The Epic Wardrobe

Posted on March 31, 2011


A while back my girlfriend moved into my house when her parents started renovating their kitchen and needed her room for storage. Now, she has an enormous collection of coats. Coats are her thing, she has over 40 of them. There was simply no way they were ever going to fit in my room. Thus, after passing some particularly attractive wooden pallets on my road, I decided to build a wardrobe for her. I got a little carried away to say the least and I ended up making a huge beast of a thing. Below is some documentation of the build, which is ongoing.

I started by disassembling the pallets, they were beautifully weather-worn and their roughly cut textures showed through excellently when sanded.

Some salvaged pallet wood

The size of the wardrobe was actually dictated by a standard pallet size. I used the thick, strong pallet support struts and simply built it 1 length by 1/2 length. I then constructed a frame from bought stripwood. At this point I should probably note that had neither a tape measure or a set square at home when I built this. There is some wonk in it but I actually quite like it, it fits with the salvaged weather-warped wood.
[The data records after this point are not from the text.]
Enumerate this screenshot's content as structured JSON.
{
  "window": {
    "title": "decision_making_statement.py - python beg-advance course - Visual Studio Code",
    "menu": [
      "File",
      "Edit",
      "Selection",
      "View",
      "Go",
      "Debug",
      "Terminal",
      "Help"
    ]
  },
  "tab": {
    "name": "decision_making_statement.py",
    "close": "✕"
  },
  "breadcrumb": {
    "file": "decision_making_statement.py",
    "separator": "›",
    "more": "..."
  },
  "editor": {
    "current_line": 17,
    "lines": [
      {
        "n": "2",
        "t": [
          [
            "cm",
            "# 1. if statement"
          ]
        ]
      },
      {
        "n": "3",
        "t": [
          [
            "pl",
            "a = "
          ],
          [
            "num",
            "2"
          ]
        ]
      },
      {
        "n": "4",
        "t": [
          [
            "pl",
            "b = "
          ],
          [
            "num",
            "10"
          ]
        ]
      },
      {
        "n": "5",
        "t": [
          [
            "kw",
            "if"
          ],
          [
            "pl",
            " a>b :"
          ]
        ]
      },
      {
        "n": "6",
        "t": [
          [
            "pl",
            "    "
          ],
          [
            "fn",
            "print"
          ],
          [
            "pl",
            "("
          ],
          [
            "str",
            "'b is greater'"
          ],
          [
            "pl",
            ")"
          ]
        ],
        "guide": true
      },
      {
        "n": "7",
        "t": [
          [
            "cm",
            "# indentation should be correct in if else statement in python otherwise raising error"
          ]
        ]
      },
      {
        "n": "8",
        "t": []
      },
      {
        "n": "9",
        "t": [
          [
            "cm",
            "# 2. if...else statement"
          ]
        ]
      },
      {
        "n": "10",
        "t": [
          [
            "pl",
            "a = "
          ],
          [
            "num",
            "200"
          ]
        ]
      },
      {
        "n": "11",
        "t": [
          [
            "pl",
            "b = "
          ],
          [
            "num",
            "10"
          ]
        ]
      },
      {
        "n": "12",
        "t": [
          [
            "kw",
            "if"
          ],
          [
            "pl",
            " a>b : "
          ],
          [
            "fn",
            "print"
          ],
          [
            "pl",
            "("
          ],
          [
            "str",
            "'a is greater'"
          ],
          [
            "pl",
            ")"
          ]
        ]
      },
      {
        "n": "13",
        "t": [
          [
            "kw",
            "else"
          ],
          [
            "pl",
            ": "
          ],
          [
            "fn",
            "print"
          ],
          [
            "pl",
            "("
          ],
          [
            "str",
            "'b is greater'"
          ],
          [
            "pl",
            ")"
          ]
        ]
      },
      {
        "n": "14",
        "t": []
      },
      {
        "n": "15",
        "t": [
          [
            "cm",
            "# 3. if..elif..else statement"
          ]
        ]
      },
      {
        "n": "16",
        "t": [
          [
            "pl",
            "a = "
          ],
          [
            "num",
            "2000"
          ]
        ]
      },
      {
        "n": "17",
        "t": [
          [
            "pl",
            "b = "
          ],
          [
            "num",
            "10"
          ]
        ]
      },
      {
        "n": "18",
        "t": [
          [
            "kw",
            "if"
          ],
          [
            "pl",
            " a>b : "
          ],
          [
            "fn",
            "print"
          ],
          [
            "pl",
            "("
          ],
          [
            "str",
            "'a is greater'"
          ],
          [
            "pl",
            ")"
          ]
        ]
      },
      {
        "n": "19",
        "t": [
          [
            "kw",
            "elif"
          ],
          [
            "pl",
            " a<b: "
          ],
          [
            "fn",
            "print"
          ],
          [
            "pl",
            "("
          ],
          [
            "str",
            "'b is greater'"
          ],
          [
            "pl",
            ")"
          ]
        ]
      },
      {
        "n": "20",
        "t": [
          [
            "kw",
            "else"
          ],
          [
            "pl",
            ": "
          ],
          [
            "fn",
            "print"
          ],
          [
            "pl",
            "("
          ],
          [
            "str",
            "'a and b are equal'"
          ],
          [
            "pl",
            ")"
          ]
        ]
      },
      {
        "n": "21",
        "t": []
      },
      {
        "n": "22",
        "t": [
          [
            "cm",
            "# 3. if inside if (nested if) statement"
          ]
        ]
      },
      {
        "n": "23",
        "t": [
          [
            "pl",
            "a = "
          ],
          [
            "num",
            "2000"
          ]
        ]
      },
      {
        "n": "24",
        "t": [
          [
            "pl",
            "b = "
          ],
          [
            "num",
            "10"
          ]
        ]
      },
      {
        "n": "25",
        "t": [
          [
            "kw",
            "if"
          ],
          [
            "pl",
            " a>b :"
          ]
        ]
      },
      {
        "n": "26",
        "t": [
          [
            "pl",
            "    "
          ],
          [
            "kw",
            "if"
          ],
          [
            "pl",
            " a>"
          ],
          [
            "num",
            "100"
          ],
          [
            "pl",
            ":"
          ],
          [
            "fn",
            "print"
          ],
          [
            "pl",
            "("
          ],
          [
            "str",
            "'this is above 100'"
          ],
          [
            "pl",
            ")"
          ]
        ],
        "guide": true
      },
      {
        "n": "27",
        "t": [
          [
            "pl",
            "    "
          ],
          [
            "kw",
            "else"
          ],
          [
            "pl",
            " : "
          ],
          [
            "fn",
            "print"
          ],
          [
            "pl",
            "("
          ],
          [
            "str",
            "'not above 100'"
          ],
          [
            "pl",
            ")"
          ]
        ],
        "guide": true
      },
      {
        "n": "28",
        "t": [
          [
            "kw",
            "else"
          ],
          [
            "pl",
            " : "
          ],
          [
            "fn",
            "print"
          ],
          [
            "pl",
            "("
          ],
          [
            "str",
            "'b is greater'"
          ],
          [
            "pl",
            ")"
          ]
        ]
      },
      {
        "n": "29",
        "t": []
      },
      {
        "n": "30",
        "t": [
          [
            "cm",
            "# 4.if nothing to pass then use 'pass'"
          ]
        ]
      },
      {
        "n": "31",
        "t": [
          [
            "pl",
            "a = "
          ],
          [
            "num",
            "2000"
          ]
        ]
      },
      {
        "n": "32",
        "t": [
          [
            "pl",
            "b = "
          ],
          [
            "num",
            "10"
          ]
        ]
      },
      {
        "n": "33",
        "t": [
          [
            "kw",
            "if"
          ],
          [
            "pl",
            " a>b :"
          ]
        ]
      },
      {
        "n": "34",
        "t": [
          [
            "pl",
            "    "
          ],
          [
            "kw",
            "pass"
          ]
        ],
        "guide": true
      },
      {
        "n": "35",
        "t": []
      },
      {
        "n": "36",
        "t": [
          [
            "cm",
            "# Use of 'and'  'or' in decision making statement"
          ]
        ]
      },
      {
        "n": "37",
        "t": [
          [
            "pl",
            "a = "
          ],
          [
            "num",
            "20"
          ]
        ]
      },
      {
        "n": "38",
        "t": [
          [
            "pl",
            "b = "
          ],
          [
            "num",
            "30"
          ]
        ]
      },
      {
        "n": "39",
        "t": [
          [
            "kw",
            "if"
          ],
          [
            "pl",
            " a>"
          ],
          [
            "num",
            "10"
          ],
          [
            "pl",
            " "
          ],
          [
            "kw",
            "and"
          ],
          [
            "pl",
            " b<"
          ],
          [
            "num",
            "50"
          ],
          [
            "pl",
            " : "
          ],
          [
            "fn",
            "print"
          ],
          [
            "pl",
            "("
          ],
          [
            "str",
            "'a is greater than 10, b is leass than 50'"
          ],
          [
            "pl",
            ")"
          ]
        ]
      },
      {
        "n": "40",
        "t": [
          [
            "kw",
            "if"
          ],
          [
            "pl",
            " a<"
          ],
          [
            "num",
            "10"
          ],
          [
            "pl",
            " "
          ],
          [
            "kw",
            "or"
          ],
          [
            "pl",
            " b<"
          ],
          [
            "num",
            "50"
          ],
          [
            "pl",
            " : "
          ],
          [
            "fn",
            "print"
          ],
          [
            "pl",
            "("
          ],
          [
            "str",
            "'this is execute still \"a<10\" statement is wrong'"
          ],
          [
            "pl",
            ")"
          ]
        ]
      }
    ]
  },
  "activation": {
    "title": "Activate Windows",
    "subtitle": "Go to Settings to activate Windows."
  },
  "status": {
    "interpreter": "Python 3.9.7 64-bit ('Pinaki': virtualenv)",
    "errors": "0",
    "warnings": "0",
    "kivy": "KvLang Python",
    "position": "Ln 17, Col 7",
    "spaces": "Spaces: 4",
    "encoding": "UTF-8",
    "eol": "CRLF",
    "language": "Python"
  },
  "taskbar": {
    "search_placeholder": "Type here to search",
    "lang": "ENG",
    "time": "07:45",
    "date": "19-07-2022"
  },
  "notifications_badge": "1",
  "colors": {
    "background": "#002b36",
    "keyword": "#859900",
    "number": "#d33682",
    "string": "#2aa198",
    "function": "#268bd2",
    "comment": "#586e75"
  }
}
There was a limited amount of the grey wood available so I decided to alternate between these and the more abundant clean planks (I live in an industrial area, the streets are paved with pallets). Originally this was a nod to Sienna Cathedral which has alternating dark and light stone columns. It has since been called the Beetlejuice Wardrobe though.

I was lucky enough to find some large sheets of thin plywood lying around in the street which made a suitable backing.

The doors were then made with a bought planed pine frame with salvaged wood panels

This has then been oiled with dirty engine oil from the garage next door to my house.

The door handle on the left was found when we were cleaning up some derelict WW2 bunkers for an art exhibition and the one on the right was bought by my housemate from a craft fair.

The right hand door still needs to be oiled and sanded and the two bottom drawers need to be made. I will continue to post images as the project develops. I am doing this between many other projects and my job so progress is slow but it will get there in the end.